La langue, premier pas vers l’intégration

Elle ne maîtrise pas encore le français mais parle couramment anglais, tchèque et sa langue maternelle, le dari (persan afghan). Elle obtient des emplois dans l’hôtellerie et, grâce à son conseiller ORP, commence à suivre des cours intensifs de français, notamment au Courtil à Rolle, où elle fait la connaissance de celui qui deviendra son mari et le père de ses deux fils.

Quand je suis arrivée dans la région, il fallait que je travaille, parce que dans ma tête ça n’allait pas.
Sediga Schatzmann

«Pour la langue, j’ai eu la chance de rencontrer Laurent. On ne s’est jamais quittés et on a toujours discuté en français. J’ai pris finalement assez peu de cours.» Le français est aujourd’hui son principal outil de travail. Son plurilinguisme lui permet de venir en aide aux migrants afghans et iraniens qui font leurs premiers pas en Suisse, en tant qu’interprète communautaire pour l’association Appartenances. «Tout ce que je recherchais, je l’ai trouvé dans ce job. Moi, je n’ai pas vu la guerre, je suis partie avant, mais ces gens-là l’ont vécue et ont des traumatismes. C’est très gratifiant d’aider les migrants à transmettre ce qu’ils veulent dire, et d’ainsi éviter qu’ils ne gardent tout à l’intérieur.»

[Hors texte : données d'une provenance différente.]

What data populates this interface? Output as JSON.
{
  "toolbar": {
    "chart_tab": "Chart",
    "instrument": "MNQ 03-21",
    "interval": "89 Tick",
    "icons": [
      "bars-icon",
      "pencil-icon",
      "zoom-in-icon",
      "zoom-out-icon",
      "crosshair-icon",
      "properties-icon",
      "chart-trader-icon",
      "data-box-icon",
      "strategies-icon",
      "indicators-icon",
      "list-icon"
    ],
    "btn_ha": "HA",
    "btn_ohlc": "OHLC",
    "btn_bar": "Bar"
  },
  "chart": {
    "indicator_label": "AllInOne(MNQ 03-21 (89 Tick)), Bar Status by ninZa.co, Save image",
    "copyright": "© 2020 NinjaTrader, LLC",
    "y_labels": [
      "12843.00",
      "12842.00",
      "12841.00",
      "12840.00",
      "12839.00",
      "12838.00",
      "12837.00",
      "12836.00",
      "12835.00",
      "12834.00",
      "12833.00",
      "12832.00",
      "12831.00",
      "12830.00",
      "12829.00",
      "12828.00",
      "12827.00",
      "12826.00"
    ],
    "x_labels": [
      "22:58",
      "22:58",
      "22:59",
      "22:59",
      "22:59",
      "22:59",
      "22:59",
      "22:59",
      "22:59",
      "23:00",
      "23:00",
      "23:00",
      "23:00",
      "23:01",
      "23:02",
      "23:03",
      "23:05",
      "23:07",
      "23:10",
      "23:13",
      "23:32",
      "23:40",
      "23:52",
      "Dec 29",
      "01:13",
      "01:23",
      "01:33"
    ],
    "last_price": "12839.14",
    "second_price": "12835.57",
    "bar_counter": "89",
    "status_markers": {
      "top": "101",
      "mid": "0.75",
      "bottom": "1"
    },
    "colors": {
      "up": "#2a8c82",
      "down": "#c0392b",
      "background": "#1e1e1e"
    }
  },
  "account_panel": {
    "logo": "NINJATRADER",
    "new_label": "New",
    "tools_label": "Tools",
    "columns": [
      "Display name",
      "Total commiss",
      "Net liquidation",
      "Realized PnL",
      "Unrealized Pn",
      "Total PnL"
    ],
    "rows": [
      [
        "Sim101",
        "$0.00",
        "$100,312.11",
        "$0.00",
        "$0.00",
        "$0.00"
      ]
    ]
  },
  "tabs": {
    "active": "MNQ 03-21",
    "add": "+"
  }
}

Au quotidien, Sediga sert de médiatrice linguistique entre les travailleurs médico-sociaux et les migrants. Elle fait en sorte d’éviter les conflits, qui proviennent souvent de différences culturelles. «Par exemple en Afghanistan, lorsqu’ils parlent avec des personnes plus âgées, les jeunes ne les regardent jamais dans les yeux. Lors du rendez-vous d’un jeune dont je m’occupe, le médecin m’a dit, furieux, qu’il voulait avoir le contact visuel avec son patient. J’ai dû lui expliquer que le migrant lui témoignait d’un immense respect en évitant à tout prix son regard.»

Double richesse

Sediga Schatzmann considère sa culture étrangère, et celle de tous les migrants, comme une richesse dont doivent profiter les Suisses, en apprenant à respecter la personne avant de s’attarder sur son pays d’origine. «L’intégration, c’est rester proche de ses racines et de ses valeurs, tout en intégrant celles de la Suisse.» C’est d’ailleurs dans cet esprit qu’elle a élevé ses enfants. «J’essaie de les éduquer en respectant les humains. La double culture est un bagage énorme. Ça me remplit de joie d’entendre mes fils dire qu’ils sont fiers d’être afghans.»